Nautical Sketch

1. A Portrait of the Young Man as an Artist

A Portrait of the Young Man as an Artist

This is the first episode of my nautical sketch using charcoal as it gives crude contrast in terms of lighting. This drawing is inspired by James Joyce’s first book A Portrait of the Artist as a Young Man (my drawing title is an intentional reversal). I studied this profound novel at university but I wish I had the experience at the time to understand the intricacies of Irish surroundings. All I knew is that it is about awakening, finding your own voice, which aptly describes my artist journey now.

2. Odyssey

Odyssey

This is the second episode of my nautical drawing, “Odyssey”, as inspired by James Joyce’s modernist novel Ulysses which quite often has been labelled dirty, blasphemous and unreadable.

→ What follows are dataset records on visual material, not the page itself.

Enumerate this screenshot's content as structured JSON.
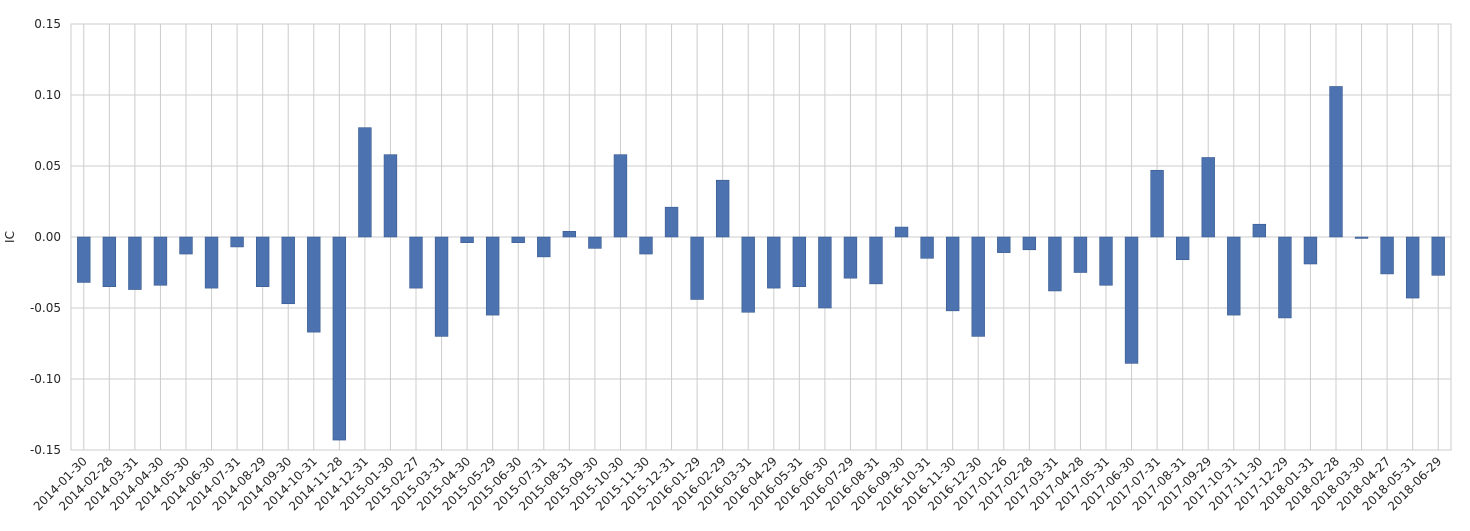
{
  "chart_data": {
    "type": "bar",
    "title": "",
    "xlabel": "",
    "ylabel": "IC",
    "ylim": [
      -0.15,
      0.15
    ],
    "yticks": [
      -0.15,
      -0.1,
      -0.05,
      0.0,
      0.05,
      0.1,
      0.15
    ],
    "ytick_labels": [
      "-0.15",
      "-0.10",
      "-0.05",
      "0.00",
      "0.05",
      "0.10",
      "0.15"
    ],
    "grid": true,
    "bar_color": "#4c72b0",
    "categories": [
      "2014-01-30",
      "2014-02-28",
      "2014-03-31",
      "2014-04-30",
      "2014-05-30",
      "2014-06-30",
      "2014-07-31",
      "2014-08-29",
      "2014-09-30",
      "2014-10-31",
      "2014-11-28",
      "2014-12-31",
      "2015-01-30",
      "2015-02-27",
      "2015-03-31",
      "2015-04-30",
      "2015-05-29",
      "2015-06-30",
      "2015-07-31",
      "2015-08-31",
      "2015-09-30",
      "2015-10-30",
      "2015-11-30",
      "2015-12-31",
      "2016-01-29",
      "2016-02-29",
      "2016-03-31",
      "2016-04-29",
      "2016-05-31",
      "2016-06-30",
      "2016-07-29",
      "2016-08-31",
      "2016-09-30",
      "2016-10-31",
      "2016-11-30",
      "2016-12-30",
      "2017-01-26",
      "2017-02-28",
      "2017-03-31",
      "2017-04-28",
      "2017-05-31",
      "2017-06-30",
      "2017-07-31",
      "2017-08-31",
      "2017-09-29",
      "2017-10-31",
      "2017-11-30",
      "2017-12-29",
      "2018-01-31",
      "2018-02-28",
      "2018-03-30",
      "2018-04-27",
      "2018-05-31",
      "2018-06-29"
    ],
    "values": [
      -0.032,
      -0.035,
      -0.037,
      -0.034,
      -0.012,
      -0.036,
      -0.007,
      -0.035,
      -0.047,
      -0.067,
      -0.143,
      0.077,
      0.058,
      -0.036,
      -0.07,
      -0.004,
      -0.055,
      -0.004,
      -0.014,
      0.004,
      -0.008,
      0.058,
      -0.012,
      0.021,
      -0.044,
      0.04,
      -0.053,
      -0.036,
      -0.035,
      -0.05,
      -0.029,
      -0.033,
      0.007,
      -0.015,
      -0.052,
      -0.07,
      -0.011,
      -0.009,
      -0.038,
      -0.025,
      -0.034,
      -0.089,
      0.047,
      -0.016,
      0.056,
      -0.055,
      0.009,
      -0.057,
      -0.019,
      0.106,
      -0.001,
      -0.026,
      -0.043,
      -0.027
    ]
  }
}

I was too young when I read it and didn’t get it. I don’t think I’ll ever fully understand it. But this sketch is inspired by a chapter when the protagonist, Stephen Dedalus, took a long stroll along the beach to give himself private moment to ponder his literary aspirations and dead mother fixation. Here with a twist I am portraying a Chinese Olympic hopeful taking a breakaway from his possessive mother.

3. Self-empowerment

Self-empowerment

This is the finale of my nautical sketch, “Self-empowerment”. Freedom from entrapment is the recurring theme in James Joyce’s novels. Some of us spend the whole life searching for freedom, but sometimes it is quite hard for one to feel any true sense of independence. A complete freedom can itself be alienating from the outside world at times, like my depressed brother. If freedom itself can be confining, then what exactly does it mean to be free? Perhaps the clue is in the title.